Targeting TET3 in macrophages provides a concept strategy for the treatment of endometriosis

Abstract

Endometriosis, characterized by the presence of endometrial-like tissue outside the uterus, is a condition associated with pain and infertility. In this issue of the JCI, Lv et al. illuminate the critical pathophysiological role of the ten-eleven translocation 3 (TET3) in endometriosis. TET3 expression levels were higher in macrophages of endometriotic lesions compared with control endometrial tissue, implicating TET3 as a contributing factor in the chronic inflammation that occurs in endometriosis. TGF-β1 and MCP1 are present in the peritoneal cavity of women with endometriosis, and macrophage exposure to these factors resulted in upregulation of TET3, thereby promoting their survival. Notably, Bobcat339, a selective TET inhibitor, induced apoptosis in these macrophages. Further, myeloid-specific TET3 loss reduced endometriosis in mice. RNA-Seq analysis following TET3 knockdown revealed alterations in cytokine signaling and cell-death pathways, underscoring the therapeutic potential of targeting TET3 in macrophages as a strategy for managing endometriosis.
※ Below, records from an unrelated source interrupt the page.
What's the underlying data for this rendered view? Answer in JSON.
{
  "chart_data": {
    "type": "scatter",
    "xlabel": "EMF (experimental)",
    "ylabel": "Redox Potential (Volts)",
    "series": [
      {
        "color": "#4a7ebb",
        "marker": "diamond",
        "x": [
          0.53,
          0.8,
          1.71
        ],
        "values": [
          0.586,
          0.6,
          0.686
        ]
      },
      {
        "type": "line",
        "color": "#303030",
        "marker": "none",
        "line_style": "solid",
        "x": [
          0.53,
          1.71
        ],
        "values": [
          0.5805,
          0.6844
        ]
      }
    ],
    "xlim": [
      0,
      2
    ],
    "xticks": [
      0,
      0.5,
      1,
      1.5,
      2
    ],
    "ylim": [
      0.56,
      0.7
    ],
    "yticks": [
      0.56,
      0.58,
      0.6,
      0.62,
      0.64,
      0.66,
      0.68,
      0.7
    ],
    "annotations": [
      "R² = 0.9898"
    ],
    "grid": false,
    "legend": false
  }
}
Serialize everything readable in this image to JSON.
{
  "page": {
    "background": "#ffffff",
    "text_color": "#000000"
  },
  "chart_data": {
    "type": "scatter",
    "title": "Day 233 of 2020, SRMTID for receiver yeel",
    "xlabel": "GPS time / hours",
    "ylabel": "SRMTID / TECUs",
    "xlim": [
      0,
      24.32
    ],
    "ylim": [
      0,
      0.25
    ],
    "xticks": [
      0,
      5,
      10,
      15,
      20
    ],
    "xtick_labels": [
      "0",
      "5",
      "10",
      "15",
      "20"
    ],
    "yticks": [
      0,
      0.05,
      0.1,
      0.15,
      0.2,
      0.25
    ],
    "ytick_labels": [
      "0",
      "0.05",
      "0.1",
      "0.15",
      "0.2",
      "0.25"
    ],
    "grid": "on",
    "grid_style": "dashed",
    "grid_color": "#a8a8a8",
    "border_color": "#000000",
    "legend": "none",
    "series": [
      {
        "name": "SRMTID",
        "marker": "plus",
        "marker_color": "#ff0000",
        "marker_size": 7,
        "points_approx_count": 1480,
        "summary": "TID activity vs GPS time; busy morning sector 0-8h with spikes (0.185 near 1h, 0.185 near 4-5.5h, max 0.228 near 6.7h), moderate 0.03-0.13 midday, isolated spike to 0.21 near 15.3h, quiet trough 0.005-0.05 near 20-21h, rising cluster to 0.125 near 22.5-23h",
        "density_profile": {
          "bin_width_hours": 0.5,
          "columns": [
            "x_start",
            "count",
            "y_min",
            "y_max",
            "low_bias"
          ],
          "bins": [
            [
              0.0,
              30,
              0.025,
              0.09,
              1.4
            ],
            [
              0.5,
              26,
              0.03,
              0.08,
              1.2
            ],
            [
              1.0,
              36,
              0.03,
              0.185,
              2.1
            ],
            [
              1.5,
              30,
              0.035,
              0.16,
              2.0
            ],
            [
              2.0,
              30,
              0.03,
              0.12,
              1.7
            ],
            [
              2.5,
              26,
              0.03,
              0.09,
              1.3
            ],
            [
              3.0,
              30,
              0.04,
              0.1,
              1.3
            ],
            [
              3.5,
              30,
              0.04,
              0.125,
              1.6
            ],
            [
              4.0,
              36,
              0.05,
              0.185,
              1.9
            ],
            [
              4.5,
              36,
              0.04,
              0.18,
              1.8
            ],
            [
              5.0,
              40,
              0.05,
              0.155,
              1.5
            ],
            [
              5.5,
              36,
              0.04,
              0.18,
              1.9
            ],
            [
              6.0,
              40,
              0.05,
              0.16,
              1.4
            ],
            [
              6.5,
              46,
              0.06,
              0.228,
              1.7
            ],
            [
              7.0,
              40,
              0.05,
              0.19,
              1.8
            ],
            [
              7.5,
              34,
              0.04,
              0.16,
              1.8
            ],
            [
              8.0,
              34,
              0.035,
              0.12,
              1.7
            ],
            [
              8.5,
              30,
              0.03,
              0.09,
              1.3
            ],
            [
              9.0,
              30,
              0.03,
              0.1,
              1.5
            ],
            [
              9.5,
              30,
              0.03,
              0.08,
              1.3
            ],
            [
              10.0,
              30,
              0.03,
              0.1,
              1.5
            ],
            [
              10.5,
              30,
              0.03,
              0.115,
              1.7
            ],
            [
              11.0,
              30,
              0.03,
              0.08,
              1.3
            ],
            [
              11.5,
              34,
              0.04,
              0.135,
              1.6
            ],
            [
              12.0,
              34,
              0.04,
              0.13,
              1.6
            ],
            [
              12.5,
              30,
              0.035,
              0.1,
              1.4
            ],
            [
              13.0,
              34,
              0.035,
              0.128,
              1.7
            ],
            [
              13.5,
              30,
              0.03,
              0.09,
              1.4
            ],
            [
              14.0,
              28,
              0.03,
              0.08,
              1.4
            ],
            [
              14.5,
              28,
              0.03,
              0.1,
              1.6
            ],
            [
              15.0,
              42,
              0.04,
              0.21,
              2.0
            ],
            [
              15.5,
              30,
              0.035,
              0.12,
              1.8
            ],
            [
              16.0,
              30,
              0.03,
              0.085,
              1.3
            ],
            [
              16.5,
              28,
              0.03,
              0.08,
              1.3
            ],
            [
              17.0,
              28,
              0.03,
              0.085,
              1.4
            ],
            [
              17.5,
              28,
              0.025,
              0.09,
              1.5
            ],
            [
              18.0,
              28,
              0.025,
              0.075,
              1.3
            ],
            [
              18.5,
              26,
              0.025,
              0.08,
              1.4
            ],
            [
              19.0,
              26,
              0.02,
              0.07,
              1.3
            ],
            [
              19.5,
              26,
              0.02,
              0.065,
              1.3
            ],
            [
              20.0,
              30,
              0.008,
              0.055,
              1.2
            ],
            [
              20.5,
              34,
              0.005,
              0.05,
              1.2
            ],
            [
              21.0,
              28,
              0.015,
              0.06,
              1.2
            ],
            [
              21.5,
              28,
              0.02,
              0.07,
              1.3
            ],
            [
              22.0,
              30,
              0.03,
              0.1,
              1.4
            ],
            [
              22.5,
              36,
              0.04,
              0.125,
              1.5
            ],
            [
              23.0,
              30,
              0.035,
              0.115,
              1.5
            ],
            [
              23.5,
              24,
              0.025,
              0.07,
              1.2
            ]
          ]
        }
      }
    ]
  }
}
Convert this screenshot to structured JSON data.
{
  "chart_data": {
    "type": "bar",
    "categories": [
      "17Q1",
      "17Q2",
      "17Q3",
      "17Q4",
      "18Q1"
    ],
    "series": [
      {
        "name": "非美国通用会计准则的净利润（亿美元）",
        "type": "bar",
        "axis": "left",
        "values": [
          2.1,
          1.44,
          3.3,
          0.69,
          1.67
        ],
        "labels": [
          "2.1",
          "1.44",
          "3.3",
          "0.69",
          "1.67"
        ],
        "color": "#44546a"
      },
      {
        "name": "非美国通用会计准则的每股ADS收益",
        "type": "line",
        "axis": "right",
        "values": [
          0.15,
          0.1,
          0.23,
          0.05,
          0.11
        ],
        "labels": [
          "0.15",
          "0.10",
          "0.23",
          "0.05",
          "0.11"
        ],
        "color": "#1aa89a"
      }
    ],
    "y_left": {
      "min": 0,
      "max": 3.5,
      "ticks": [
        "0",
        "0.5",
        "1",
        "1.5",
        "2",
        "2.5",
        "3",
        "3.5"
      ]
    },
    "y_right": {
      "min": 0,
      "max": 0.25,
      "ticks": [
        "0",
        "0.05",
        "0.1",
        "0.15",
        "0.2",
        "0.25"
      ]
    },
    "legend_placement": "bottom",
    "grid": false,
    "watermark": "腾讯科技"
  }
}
Figure 1. Macrophage-expressed TET3 has a pathophysiological role in endometriosis.

In a healthy uterine environment, antiinflammatory, repair macrophages produce interleukins and interferons that maintain healthy tissue. In contrast, inflammatory macrophages associated with endometriotic lesions express increased TET3 levels. The endometriosis environment has increased levels of TGF-β1 and MCP1, both of which can induce TET3 expression in macrophages. TET3 blocks the posttranscriptional miRNA regulator let-7, resulting in increased production and secretion of the proinflammatory cytokines IL-6 and IL-1β. TET3 also interacts with the STAT3/NCOR1/HDAC4 transcriptional corepressor complex to exert additional inflammatory effects.